The rain left and we tried again to loft wet fabric and dry it in the air. Fortunately the sport kite and Rev fliers had light-wind gear and presented a reasonable show in the main arena.
After nine hours we left the field feeling we had done our best, but not very well. Tomorrow we would perform before larger crowds in the Stadium.
The Stadium was a wide paved space, surrounded on three sides by sloped seating. At the far end was a stage with large concert speakers that rattled the ripstop each time a bass note was played on the music system.
The flying was tough but the kites were spectacular. We saw large patriotic flags, stunning applique, and remarkable cellular kites.
We had a crowd. But we had no wind. So the object was to run kites down the pavement from the stage, across the arena, and out the other side.
Remember — 7000 feet….
Once again, the Rev and ultra-light fliers did the best. Their performances would not have earned trophies at home. But the local crowd here roared approval with each team maneuver.
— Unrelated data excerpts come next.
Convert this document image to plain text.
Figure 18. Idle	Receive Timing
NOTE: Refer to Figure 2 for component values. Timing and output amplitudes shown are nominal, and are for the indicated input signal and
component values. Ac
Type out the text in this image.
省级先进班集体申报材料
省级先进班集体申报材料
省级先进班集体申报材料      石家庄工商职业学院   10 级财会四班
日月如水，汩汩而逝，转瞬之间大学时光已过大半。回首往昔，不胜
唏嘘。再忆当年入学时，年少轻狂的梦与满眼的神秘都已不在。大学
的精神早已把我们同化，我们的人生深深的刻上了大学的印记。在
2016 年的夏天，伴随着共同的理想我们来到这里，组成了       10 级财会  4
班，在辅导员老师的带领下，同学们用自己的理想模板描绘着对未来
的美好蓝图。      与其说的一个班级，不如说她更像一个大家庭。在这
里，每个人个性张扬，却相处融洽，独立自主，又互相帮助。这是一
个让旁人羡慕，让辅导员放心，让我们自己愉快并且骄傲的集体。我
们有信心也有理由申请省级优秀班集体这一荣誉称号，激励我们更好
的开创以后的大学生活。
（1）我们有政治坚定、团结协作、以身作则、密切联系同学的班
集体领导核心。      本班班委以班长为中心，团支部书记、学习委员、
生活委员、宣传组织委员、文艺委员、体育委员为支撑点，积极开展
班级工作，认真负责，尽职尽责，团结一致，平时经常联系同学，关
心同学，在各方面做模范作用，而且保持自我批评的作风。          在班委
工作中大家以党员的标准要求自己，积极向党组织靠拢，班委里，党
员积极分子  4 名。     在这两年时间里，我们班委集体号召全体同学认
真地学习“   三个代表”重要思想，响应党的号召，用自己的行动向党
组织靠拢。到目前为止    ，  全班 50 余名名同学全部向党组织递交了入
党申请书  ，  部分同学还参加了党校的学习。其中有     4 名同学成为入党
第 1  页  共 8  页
The GKPI team resorted at one point to inflating an Octopus with a leaf blower. We took turns pulling kites past the crowd. They seemed to tolerate us while waiting for the next IQuad show.
The flying concluded at five on Sunday. We packed gear for transport and headed for the bus. I was scheduled to fly home midnight with plans to head for Dieppe Canada Wednesday. Paul and Lisa would leave early Monday and needed to be in Dieppe a day before me. Jeff was flying mid-day with James. Jim, the Dutch, and the Spanish Brothers would stay on and travel to Cartegena.
I arrived home to Susie on Monday at noon. — weary and dragging. I’d have 40 hours before the next flight. Ahhh – that jet-setting life-style. Eat your hearts out!